Vor diesem Hintergrund habe ich mich auch lange gescheut, diese Themen hier im Blog mal wieder anzufassen. Denn der Shitstorm ist fast garantiert. Und dennoch und vielleicht gerade aufgrund meines Eintritts in den D64, in dem diese Themen außerordentlich gegensätzlich diskutiert werden, möchte ich es jetzt hier doch einmal versuchen, ein wenig mehr zu den einzelnen Themen hervorzubringen, als die oben aufgeführten „Argumente“.
Dabei und daraus zusammen mit den zahlreichen anderen Quellen (primär oder sekundär wäre dabei ganz gut…) mag sich dann ein jeder seine eigene Meinung dazu bilden.
Worüber reden wir eigentlich?
Wenn wir uns der ganzen Thematik nähern wollen, dann gilt es erst einmal zu begreifen, dass die drei Themenkomplexe VDS, NSA und Facebook & Co zwar natürlich irgendwie alle mit der Datenerhebung, -speicherung und -auswertung zu tun haben und über die verschiedensten Anknüpfungspunkte untereinander verfügen (können), aber dennoch nicht in einen Topf gehören.
Die Abgrenzung zunächst in aller Kürze:
VDS – innerstaatliche Maßnahme, Eingriffe in Grundrechte auf Grund eines Gesetzes, Kontrollmöglichkeiten aufgrund Gewaltenteilung, erfolgreiche Kontrolle, siehe Entscheidung des Bundesverfassungsgericht vom 02. März 2010.
NSA & Co – Eingriffe eines souveränen Staates in die Grundrechte von Bürgern eines anderen souveränen Staates, keine direkten Kontrollmöglichkeiten der Maßnahmen, einzig hilflose Versuche der Politik, die Büchse der Pandora wieder zu verschließen, Gedanken zu einer UN-Charta den Internetrechts werden formuliert.
Facebook & Co: Private Konzerne mit Sitz in Amerika, die international agieren. Geschäftsmodell ist die Erhebung von Daten der Nutzer, um diese insbesondere zu Werbezwecken weiter zu verwenden. In Amerika bedingte Kontrollmöglichkeit durch die Federal Trade Commission. In Deutschland so gut wie keine ernsthafte Kontroll- und Sanktionsmöglichkeit. Entweder wird das deutsche Recht für nicht anwendbar erklärt oder das deutsche Recht gilt zwar… aber wie zum Teufel soll das gegen amerikanische Konzerne sinnvoll durchgesetzt werden?
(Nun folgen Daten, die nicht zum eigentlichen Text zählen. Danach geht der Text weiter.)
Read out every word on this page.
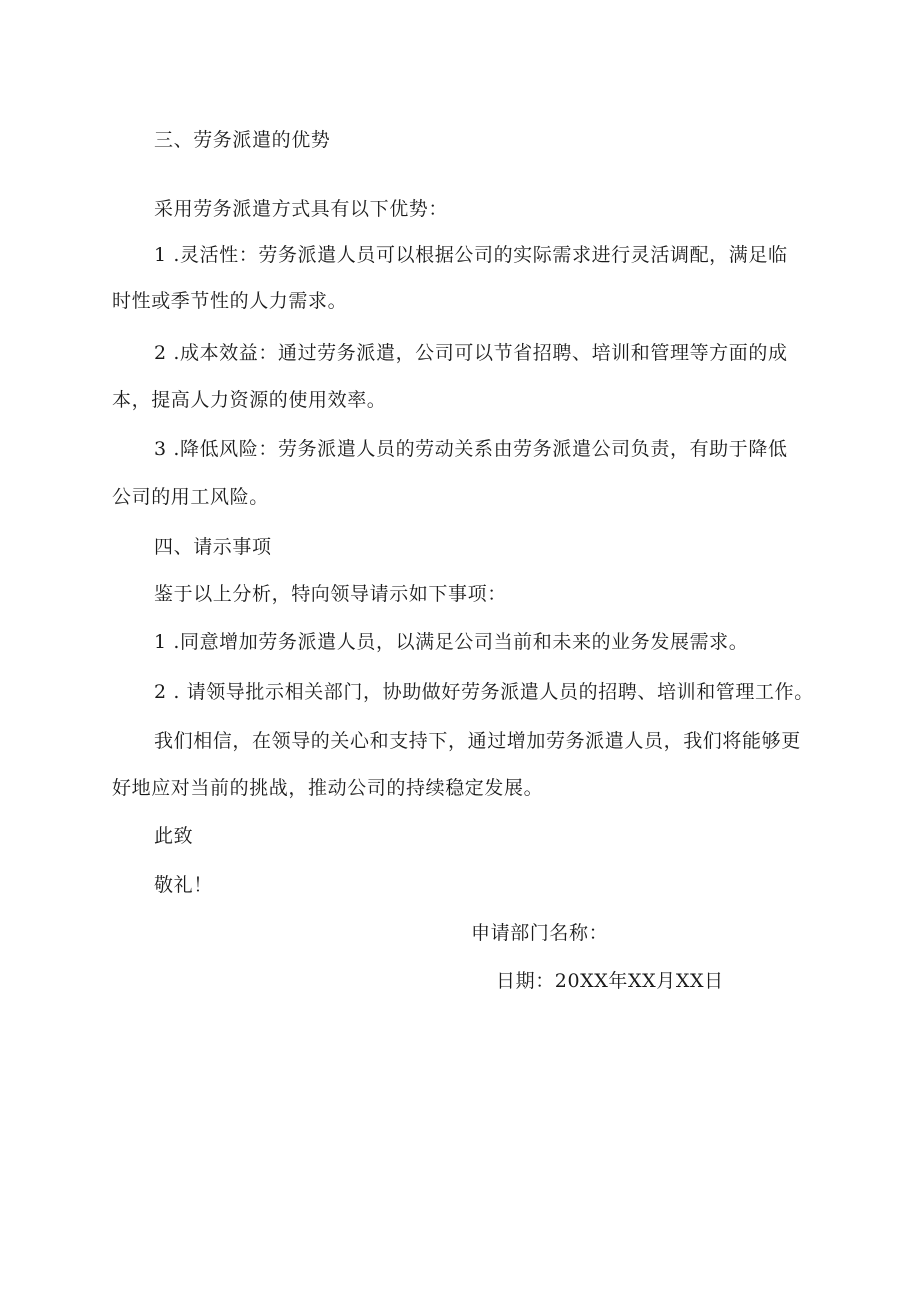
三、劳务派遣的优势
采用劳务派遣方式具有以下优势：
1 .灵活性：劳务派遣人员可以根据公司的实际需求进行灵活调配，满足临
时性或季节性的人力需求。
2 .成本效益：通过劳务派遣，公司可以节省招聘、培训和管理等方面的成
本，提高人力资源的使用效率。
3 .降低风险：劳务派遣人员的劳动关系由劳务派遣公司负责，有助于降低
公司的用工风险。
四、请示事项
鉴于以上分析，特向领导请示如下事项：
1 .同意增加劳务派遣人员，以满足公司当前和未来的业务发展需求。
2 . 请领导批示相关部门，协助做好劳务派遣人员的招聘、培训和管理工作。
我们相信，在领导的关心和支持下，通过增加劳务派遣人员，我们将能够更
好地应对当前的挑战，推动公司的持续稳定发展。
此致
敬礼！
申请部门名称：
日期：20XX年XX月XX日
So. Das war die kurze Gegenüberstellung. Jetzt geht es ans Eingemachte.
I. Vorratsdatenspeicherung
1. Was ist eigentlich die Vorratsdatenspeicherung?!
Alle reden von der Vorratsdatenspeicherung. Der VDS. Das ist, wenn die Polizistin im Tatort bei dem Mobilfunk-Anbieter anruft und unmittelbar danach nicht nur alle Telefonverbindungen des an der Tat wohl unbeteiligten Zeugen, sondern auch noch mitgeteilt bekommt, was derjenige zum Frühstück gegessen hat und mit wem er sich die letzten sieben Wochen persönlich getroffen hat. – So jedenfalls geht Vorratsdatenspeicherung, wenn man der geballten Melange aus Tatortgucken und Netzwerkwissen glauben schenken mag.
Aber vielleicht gucken wir uns das mal genauer an. Zunächst einmal die grundrechtliche wie einfachgesetzliche Vorgeschichte.
Es gibt sogenannte unveräußerliche Grundrechte wie etwa die Menschenwürde. Und dann gibt es Grundrechte wie das Recht auf Leben und körperliche Unversehrtheit und die Freiheit der Person (Art. 2), die Meinungsfreiheit (Art.5), das Fernmeldegeheimnis (Art. 10), die Unverletzlichkeit der Wohnung (Art. 13) und das Eigentum (Art. 14), welche mit einem sog. Gesetzesvorbehalt versehen sind. Dies bedeutet, dass „in diese Rechte nur auf Grund eines Gesetzes eingegriffen werden“ darf.
Es muss also ein Gesetz her, um in das Grundrecht einzugreifen. Wenn nun zum Beispiel in das Fernmeldegeheimnis nach Art. 10 eingegriffen werden soll, etwa um aus Zwecken eines Strafverfolgungsinteresses Telekommunikationsdaten, wie die Verbindungsdaten, einer Person zu erlangen, bedarf es eines Gesetzes. In diesem konkreten Fall würde § 113 Telekommunikationsgesetz (TKG) weiterhelfen. § 113 TKG gewährt den Behörden einen Auskunftsanspruch auf Herausgabe von (Verbindungs-)Daten gegenüber Telekommunikationsanbietern.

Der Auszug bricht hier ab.